Serbs in Kosovo's divided town of Mitrovica claimed a victory yesterday when more than 300 American peacekeepers taking part in a multinational search operation for weapons and "extremists" withdrew under a hail of stones, bottles, ice and snowballs. German troops were also attacked.

It was the first time US soldiers had been deployed in the northern, Serbian half of Mitrovica, where hostility to the American and British elements in the K-For peacekeeping force is intense. When the Americans arrived early in the morning to begin the searches there were clashes with local Serbs, beginning when they discovered the troops had an Albanian interpreter with them. She was removed for her own safety.

As news spread of the Americans' arrival, an angry crowd of several hundred people gathered. They broke through a protective cordon of French soldiers and gendarmes and rained blows on the US troops, who shoved them back with shields and rifles. One soldier pointed his weapon at a Serb and threatened to shoot him. The man shouted back: "Go on, shoot!" When the American commander, Lieutenant-Colonel Michael Ellerby, went into the crowd in an attempt to negotiate with the self-styled leader of Mitrovica's Serbs, Oliver Ivanovic, he had to be plucked out by the gendarmes.

Mr Ivanovic later claimed that four Serbs had been injured, two when they had been sprayed with a riot-control substance by an American soldier. K-For said it knew nothing of the alleged incident.

The violent scenes persuaded the French commander of the Mitrovica sector, General de Saqui de Sannes, to redeploy the Americans, who were pelted with missiles as they left. One soldier had his nose broken and several vehicles were damaged. An American spokesman, Captain Russell Berg, said: "We left as scheduled after our mission was completed," but Lt-Col Patrick Chanliau, the chief French military spokesman in the town, later admitted that a decision had been taken to withdraw the Americans to avoid confrontation.

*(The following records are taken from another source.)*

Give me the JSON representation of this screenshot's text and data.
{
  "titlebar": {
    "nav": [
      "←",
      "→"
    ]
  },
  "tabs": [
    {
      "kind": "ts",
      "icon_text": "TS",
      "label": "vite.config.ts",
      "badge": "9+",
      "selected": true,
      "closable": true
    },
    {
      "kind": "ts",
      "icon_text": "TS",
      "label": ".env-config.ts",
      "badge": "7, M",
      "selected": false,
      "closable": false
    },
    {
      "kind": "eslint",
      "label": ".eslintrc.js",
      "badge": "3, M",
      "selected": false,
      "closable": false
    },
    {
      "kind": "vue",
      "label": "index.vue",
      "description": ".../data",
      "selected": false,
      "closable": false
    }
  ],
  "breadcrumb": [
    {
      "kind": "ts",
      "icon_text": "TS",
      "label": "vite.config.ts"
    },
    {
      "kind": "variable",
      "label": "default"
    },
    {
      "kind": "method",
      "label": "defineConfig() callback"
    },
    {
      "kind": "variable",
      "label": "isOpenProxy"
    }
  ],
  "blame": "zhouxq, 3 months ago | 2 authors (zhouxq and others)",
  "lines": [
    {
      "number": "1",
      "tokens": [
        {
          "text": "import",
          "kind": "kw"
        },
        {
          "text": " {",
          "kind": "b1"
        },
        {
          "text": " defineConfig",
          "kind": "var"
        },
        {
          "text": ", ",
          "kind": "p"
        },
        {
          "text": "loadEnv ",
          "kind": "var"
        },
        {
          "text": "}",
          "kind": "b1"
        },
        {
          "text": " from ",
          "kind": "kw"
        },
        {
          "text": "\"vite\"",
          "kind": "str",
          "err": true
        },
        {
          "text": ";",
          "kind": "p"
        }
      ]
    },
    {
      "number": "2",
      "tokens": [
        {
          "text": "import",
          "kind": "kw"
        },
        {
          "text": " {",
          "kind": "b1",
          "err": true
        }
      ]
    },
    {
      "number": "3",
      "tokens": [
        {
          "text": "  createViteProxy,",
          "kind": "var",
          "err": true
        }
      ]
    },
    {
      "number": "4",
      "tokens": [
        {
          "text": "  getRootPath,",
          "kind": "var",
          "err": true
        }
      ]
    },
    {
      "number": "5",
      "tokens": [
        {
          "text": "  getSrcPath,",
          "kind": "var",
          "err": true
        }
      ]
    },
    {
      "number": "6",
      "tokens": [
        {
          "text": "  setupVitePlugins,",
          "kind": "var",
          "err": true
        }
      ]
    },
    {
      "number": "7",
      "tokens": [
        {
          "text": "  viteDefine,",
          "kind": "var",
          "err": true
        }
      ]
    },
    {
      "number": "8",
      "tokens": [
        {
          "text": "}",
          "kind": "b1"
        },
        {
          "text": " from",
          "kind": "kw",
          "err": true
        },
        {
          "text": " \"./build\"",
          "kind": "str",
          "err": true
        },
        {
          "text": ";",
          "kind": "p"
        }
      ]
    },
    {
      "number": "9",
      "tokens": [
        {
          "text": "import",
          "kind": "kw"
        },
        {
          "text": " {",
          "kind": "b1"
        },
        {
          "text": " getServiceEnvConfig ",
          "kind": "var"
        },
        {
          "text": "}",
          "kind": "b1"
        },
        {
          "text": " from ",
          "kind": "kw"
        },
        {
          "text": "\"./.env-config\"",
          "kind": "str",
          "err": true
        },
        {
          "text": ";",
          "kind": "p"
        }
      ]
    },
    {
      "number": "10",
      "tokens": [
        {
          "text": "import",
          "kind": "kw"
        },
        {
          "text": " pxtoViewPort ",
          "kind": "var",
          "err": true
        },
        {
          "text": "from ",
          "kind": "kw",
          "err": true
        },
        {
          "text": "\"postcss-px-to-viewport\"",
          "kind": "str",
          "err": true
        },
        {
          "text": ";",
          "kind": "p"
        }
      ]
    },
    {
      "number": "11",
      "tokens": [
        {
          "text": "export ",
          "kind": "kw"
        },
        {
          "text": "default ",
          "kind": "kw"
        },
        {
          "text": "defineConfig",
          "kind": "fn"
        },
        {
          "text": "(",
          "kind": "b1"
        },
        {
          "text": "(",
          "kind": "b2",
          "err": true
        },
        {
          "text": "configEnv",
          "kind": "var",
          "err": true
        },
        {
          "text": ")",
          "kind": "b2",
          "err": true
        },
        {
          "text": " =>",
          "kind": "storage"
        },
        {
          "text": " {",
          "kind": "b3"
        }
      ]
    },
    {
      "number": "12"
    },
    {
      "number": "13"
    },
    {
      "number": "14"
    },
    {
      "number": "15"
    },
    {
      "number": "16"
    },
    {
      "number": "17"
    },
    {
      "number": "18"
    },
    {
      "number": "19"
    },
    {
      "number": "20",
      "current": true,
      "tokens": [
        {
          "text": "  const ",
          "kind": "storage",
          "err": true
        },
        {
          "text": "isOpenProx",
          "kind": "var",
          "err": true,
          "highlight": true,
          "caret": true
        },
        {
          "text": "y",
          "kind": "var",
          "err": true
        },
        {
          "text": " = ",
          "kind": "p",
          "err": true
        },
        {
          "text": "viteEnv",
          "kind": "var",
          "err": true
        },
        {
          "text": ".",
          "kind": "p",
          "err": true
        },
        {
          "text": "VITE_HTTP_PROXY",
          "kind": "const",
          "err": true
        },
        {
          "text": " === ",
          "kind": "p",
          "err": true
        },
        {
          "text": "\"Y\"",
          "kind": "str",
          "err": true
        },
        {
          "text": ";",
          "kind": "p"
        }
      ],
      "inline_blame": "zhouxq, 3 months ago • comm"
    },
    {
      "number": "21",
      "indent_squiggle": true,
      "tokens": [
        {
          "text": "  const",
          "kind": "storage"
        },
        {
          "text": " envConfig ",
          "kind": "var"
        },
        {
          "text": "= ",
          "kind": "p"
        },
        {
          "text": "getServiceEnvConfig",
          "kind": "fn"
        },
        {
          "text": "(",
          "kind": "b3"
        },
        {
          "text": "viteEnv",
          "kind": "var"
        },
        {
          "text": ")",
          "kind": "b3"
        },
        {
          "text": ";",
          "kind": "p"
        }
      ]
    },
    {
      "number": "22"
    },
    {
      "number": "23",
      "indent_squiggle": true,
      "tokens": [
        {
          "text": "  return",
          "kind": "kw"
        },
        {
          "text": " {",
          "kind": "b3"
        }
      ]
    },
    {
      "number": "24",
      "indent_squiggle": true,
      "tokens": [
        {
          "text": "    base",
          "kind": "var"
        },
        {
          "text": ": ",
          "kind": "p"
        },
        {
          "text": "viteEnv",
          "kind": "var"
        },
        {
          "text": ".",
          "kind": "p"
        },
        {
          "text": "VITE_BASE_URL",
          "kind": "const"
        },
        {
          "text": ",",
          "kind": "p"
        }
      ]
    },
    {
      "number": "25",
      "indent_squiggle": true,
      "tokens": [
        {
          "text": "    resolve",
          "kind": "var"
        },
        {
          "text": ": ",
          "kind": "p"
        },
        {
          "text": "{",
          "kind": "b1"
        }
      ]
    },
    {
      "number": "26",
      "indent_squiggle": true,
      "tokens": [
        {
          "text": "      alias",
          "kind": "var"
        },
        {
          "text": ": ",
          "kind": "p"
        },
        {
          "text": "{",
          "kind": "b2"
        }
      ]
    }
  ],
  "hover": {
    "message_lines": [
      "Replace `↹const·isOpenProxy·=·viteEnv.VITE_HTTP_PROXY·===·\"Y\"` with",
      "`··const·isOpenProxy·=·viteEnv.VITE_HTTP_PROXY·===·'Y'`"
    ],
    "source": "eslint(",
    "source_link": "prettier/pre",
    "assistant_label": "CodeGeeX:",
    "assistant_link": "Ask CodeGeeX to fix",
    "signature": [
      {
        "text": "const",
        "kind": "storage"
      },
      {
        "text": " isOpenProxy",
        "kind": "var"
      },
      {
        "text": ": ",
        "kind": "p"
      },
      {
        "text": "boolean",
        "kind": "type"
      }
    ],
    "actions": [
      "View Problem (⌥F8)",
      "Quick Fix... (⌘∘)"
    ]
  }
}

Some 2,300 troops from 12 nations took part in the weapons dragnet operation on both sides of Mitrovica. The main aim was to defuse tension after clashes earlier this month that left nine Albanians and two Serbs dead in the worst violence since K-For arrived last June. The use of American troops was apparently intended to send the Serbs a message that they could not choose which peacekeepers to accept. The crowds stoned American and German vehicles, but the French were cheered, an embarrassing accolade for a force accused by the Albanians of appeasing Serbs.

Lt-Col Chanliau insisted that the American withdrawal was not a defeat, and that it did not mean US soldiers would not be sent to northern Mitrovica again. But he added: "The purpose of the operation was not to fight people, but to recover weapons and explosives. If they wanted to stop that, they did not succeed. The search is continuing. Perhaps it is a tactic to divide us, but it won't work. An attack on any part of K-For is an attack on all of us."

The arms haul was small: 10 automatic weapons, a machine gun, a pistol, a few other rifles, and seven blocks of plastic explosive. Ten hours after the start of the operation, only one arrest had been made; but K-For emphasised that it was not complete.

The differing goals of various nations in K-For was summed up by a French gendarme captain outside the apartment building, close by a police headquarters destroyed by Nato bombs, where most of the arms were found. "The Americans believe in being aggressive," he said. "We think the main thing is to maintain calm."